O legado do ativismo contra a Aids é um nível de transparência e responsabilidade na resposta do governo ao Covid-19 que seria inconcebível nas décadas de 1980 e 1990. Foi então que os americanos se familiarizaram com um vocabulário médico anteriormente desconhecido (tratamento, teste, prevenção, coquetéis), e a idéia de que o público merece ser educado e informado se originou, disse Berke.

Depois, há a questão da velocidade. “Toda a operação de Tony Fauci e seu instituto tornou-se mais rápida e eficiente devido ao que eles sofreram durante a crise da Aids”, disse Berke.
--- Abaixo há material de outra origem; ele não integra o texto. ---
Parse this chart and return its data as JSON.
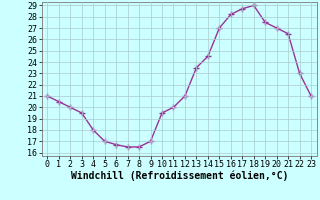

A velocidade da investigação, testes e relatórios é um efeito direto do trabalho realizado por Kramer e outros ativistas, forçando o governo a deixar de lado a burocracia desnecessária e responsabilizá-los.
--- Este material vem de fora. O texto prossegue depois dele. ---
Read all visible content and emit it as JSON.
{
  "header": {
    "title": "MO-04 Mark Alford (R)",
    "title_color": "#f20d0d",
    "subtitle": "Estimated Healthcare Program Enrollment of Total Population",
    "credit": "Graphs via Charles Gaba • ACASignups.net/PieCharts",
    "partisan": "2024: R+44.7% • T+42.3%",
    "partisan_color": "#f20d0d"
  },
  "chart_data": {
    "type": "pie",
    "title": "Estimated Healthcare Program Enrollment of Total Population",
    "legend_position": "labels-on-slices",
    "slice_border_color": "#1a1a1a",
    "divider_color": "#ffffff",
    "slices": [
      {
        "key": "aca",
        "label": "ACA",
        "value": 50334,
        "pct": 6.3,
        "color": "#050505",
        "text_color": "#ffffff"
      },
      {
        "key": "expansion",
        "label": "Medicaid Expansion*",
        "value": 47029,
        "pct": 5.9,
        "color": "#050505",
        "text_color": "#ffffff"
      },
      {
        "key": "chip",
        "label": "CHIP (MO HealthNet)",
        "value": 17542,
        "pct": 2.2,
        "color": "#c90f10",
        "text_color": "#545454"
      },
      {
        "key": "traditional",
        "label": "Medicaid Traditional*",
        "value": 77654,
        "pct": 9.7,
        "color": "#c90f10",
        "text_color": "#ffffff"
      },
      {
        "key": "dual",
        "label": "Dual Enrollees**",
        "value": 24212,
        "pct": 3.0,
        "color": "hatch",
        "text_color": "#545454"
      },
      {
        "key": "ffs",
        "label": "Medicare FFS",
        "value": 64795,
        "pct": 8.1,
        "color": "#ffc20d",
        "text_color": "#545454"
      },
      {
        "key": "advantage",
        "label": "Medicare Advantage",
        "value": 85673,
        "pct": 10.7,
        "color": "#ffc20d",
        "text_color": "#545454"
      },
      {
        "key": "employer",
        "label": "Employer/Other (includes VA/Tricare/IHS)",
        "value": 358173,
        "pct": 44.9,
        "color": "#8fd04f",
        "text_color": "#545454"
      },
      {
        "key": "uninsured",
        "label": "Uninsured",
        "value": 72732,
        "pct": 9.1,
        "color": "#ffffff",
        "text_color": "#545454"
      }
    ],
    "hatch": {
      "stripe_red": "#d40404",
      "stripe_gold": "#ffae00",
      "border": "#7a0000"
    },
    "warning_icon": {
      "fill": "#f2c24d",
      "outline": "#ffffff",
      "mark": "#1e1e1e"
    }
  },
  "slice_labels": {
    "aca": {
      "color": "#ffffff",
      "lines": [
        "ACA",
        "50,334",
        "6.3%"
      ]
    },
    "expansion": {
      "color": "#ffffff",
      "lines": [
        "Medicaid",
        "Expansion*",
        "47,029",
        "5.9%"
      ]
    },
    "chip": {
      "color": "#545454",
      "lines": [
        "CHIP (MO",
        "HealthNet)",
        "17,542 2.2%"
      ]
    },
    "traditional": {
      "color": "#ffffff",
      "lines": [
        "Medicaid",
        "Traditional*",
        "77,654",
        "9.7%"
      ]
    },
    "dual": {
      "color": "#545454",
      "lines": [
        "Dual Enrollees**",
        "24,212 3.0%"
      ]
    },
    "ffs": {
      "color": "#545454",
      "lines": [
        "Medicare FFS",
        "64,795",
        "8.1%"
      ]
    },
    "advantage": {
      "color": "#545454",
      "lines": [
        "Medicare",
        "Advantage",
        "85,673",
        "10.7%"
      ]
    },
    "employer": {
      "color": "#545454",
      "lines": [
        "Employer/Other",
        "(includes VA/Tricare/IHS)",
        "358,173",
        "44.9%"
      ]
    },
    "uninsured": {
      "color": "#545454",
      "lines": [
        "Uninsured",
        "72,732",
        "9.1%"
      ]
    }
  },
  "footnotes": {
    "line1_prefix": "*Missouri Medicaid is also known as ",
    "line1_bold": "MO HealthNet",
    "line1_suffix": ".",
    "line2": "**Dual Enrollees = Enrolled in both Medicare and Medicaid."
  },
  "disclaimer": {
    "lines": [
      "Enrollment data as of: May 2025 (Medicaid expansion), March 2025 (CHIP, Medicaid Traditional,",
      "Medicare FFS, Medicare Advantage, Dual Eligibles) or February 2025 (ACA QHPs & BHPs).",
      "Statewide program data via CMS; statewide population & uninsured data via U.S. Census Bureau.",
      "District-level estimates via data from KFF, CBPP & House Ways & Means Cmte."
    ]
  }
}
A AIDS foi um momento decisivo na saúde dos Estados Unidos e é um testemunho impressionante de seu impacto de que muitas das pessoas envolvidas nas críticas ao coronavírus, tanto no governo quanto naquelas que responsabilizam o governo, são as mesmas. Uma geração de líderes de saúde pública foi criada pela AIDS e eles estão melhor equipados para combater o coronavírus.

Pouco antes de morrer, Kramer estava trabalhando em uma peça sobre a epidemia de coronavírus, e provavelmente não evitaria críticas a Fauci, que é mais uma vez o rosto da resposta do governo. Desde então, outros importantes ativistas da Aids se tornaram especialistas em saúde, como Gregg Gonsalves e Mark Harrington, que agora são alguns dos principais epidemiologistas do país, e continuam a contribuir para a conscientização e educação sobre a doença. Eles também apontam para a inação do governo, criticando abertamente os consultores científicos da Casa Branca por não terem lidado com as declarações enganosas de Donald Trump, e novamente responsabilizando o governo pelas milhares de mortes que ocorrem nos Estados Unidos.
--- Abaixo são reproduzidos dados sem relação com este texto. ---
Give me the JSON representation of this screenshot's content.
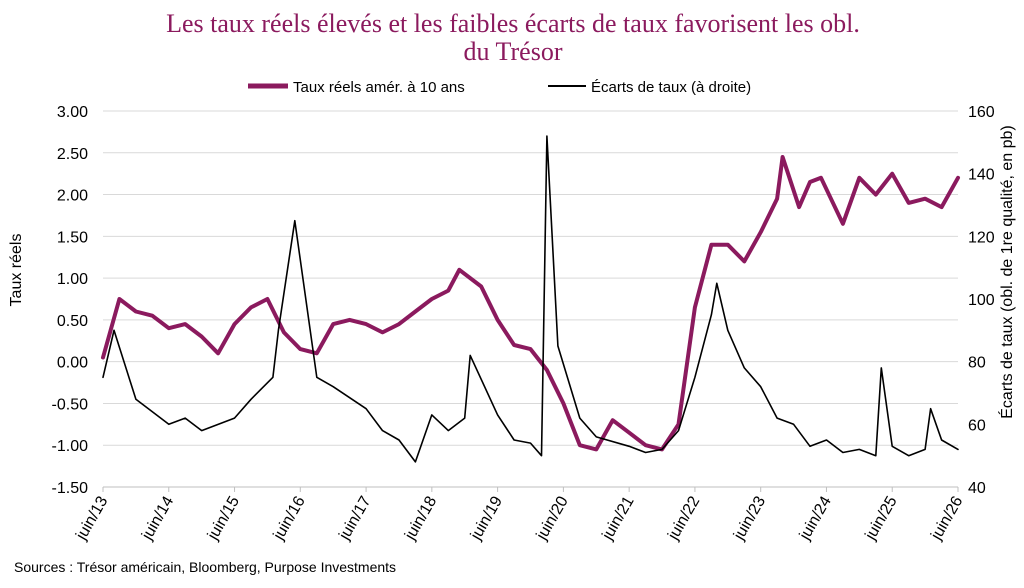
{
  "chart_data": {
    "type": "line",
    "title_line1": "Les taux réels élevés et les faibles écarts de taux favorisent les obl.",
    "title_line2": "du Trésor",
    "legend": [
      "Taux réels amér. à 10 ans",
      "Écarts de taux (à droite)"
    ],
    "ylabel_left": "Taux réels",
    "ylabel_right": "Écarts de taux (obl. de 1re qualité, en pb)",
    "ylim_left": [
      -1.5,
      3.0
    ],
    "ylim_right": [
      40,
      160
    ],
    "yticks_left": [
      "3.00",
      "2.50",
      "2.00",
      "1.50",
      "1.00",
      "0.50",
      "0.00",
      "-0.50",
      "-1.00",
      "-1.50"
    ],
    "yticks_right": [
      "160",
      "140",
      "120",
      "100",
      "80",
      "60",
      "40"
    ],
    "xticks": [
      "juin/13",
      "juin/14",
      "juin/15",
      "juin/16",
      "juin/17",
      "juin/18",
      "juin/19",
      "juin/20",
      "juin/21",
      "juin/22",
      "juin/23",
      "juin/24",
      "juin/25",
      "juin/26"
    ],
    "x_range": [
      "2013-06",
      "2026-06"
    ],
    "grid": "horizontal",
    "legend_position": "top",
    "colors": {
      "real_rates": "#8B1A5E",
      "spreads": "#000000",
      "title": "#8B1A5E"
    },
    "series": [
      {
        "name": "Taux réels amér. à 10 ans",
        "axis": "left",
        "x": [
          "2013-06",
          "2013-09",
          "2013-12",
          "2014-03",
          "2014-06",
          "2014-09",
          "2014-12",
          "2015-03",
          "2015-06",
          "2015-09",
          "2015-12",
          "2016-03",
          "2016-06",
          "2016-09",
          "2016-12",
          "2017-03",
          "2017-06",
          "2017-09",
          "2017-12",
          "2018-03",
          "2018-06",
          "2018-09",
          "2018-11",
          "2019-03",
          "2019-06",
          "2019-09",
          "2019-12",
          "2020-03",
          "2020-06",
          "2020-09",
          "2020-12",
          "2021-03",
          "2021-06",
          "2021-09",
          "2021-12",
          "2022-03",
          "2022-06",
          "2022-09",
          "2022-12",
          "2023-03",
          "2023-06",
          "2023-09",
          "2023-10",
          "2024-01",
          "2024-03",
          "2024-05",
          "2024-09",
          "2024-12",
          "2025-03",
          "2025-06",
          "2025-09",
          "2025-12",
          "2026-03",
          "2026-06"
        ],
        "values": [
          0.05,
          0.75,
          0.6,
          0.55,
          0.4,
          0.45,
          0.3,
          0.1,
          0.45,
          0.65,
          0.75,
          0.35,
          0.15,
          0.1,
          0.45,
          0.5,
          0.45,
          0.35,
          0.45,
          0.6,
          0.75,
          0.85,
          1.1,
          0.9,
          0.5,
          0.2,
          0.15,
          -0.1,
          -0.5,
          -1.0,
          -1.05,
          -0.7,
          -0.85,
          -1.0,
          -1.05,
          -0.75,
          0.65,
          1.4,
          1.4,
          1.2,
          1.55,
          1.95,
          2.45,
          1.85,
          2.15,
          2.2,
          1.65,
          2.2,
          2.0,
          2.25,
          1.9,
          1.95,
          1.85,
          2.2
        ]
      },
      {
        "name": "Écarts de taux (à droite)",
        "axis": "right",
        "x": [
          "2013-06",
          "2013-08",
          "2013-12",
          "2014-06",
          "2014-09",
          "2014-12",
          "2015-06",
          "2015-09",
          "2016-01",
          "2016-02",
          "2016-05",
          "2016-09",
          "2016-12",
          "2017-06",
          "2017-09",
          "2017-12",
          "2018-03",
          "2018-06",
          "2018-09",
          "2018-12",
          "2019-01",
          "2019-06",
          "2019-09",
          "2019-12",
          "2020-02",
          "2020-03",
          "2020-05",
          "2020-09",
          "2020-12",
          "2021-06",
          "2021-09",
          "2021-12",
          "2022-03",
          "2022-06",
          "2022-09",
          "2022-10",
          "2022-12",
          "2023-03",
          "2023-06",
          "2023-09",
          "2023-12",
          "2024-03",
          "2024-06",
          "2024-09",
          "2024-12",
          "2025-03",
          "2025-04",
          "2025-06",
          "2025-09",
          "2025-12",
          "2026-01",
          "2026-03",
          "2026-06"
        ],
        "values": [
          75,
          90,
          68,
          60,
          62,
          58,
          62,
          68,
          75,
          90,
          125,
          75,
          72,
          65,
          58,
          55,
          48,
          63,
          58,
          62,
          82,
          63,
          55,
          54,
          50,
          152,
          85,
          62,
          56,
          53,
          51,
          52,
          58,
          75,
          95,
          105,
          90,
          78,
          72,
          62,
          60,
          53,
          55,
          51,
          52,
          50,
          78,
          53,
          50,
          52,
          65,
          55,
          52
        ]
      }
    ]
  },
  "source": "Sources : Trésor américain, Bloomberg, Purpose Investments"
}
É difícil pensar em alguém que possa ser o Kramer desta crise, embora o papel do ativismo em saúde seja tão essencial como sempre. Isso se deve em parte ao fato de seu carisma ser insubstituível, diz Berke, mas também porque a crise do coronavírus é mais complexa e dividida em várias questões que se cruzam.

Para isso, sugere Berke, talvez não precisemos de um Kramer, mas talvez de vários. “Seria ótimo ter um ativista que pudesse realmente pressionar as empresas a avançar mais rapidamente no tratamento”, disse ele. Ao mesmo tempo, são necessários outros ativistas para combater a miríade de outros problemas apresentados pelo vírus, incluindo o custo dos cuidados médicos e a necessidade de intervenções econômicas para salvar empregos e lares.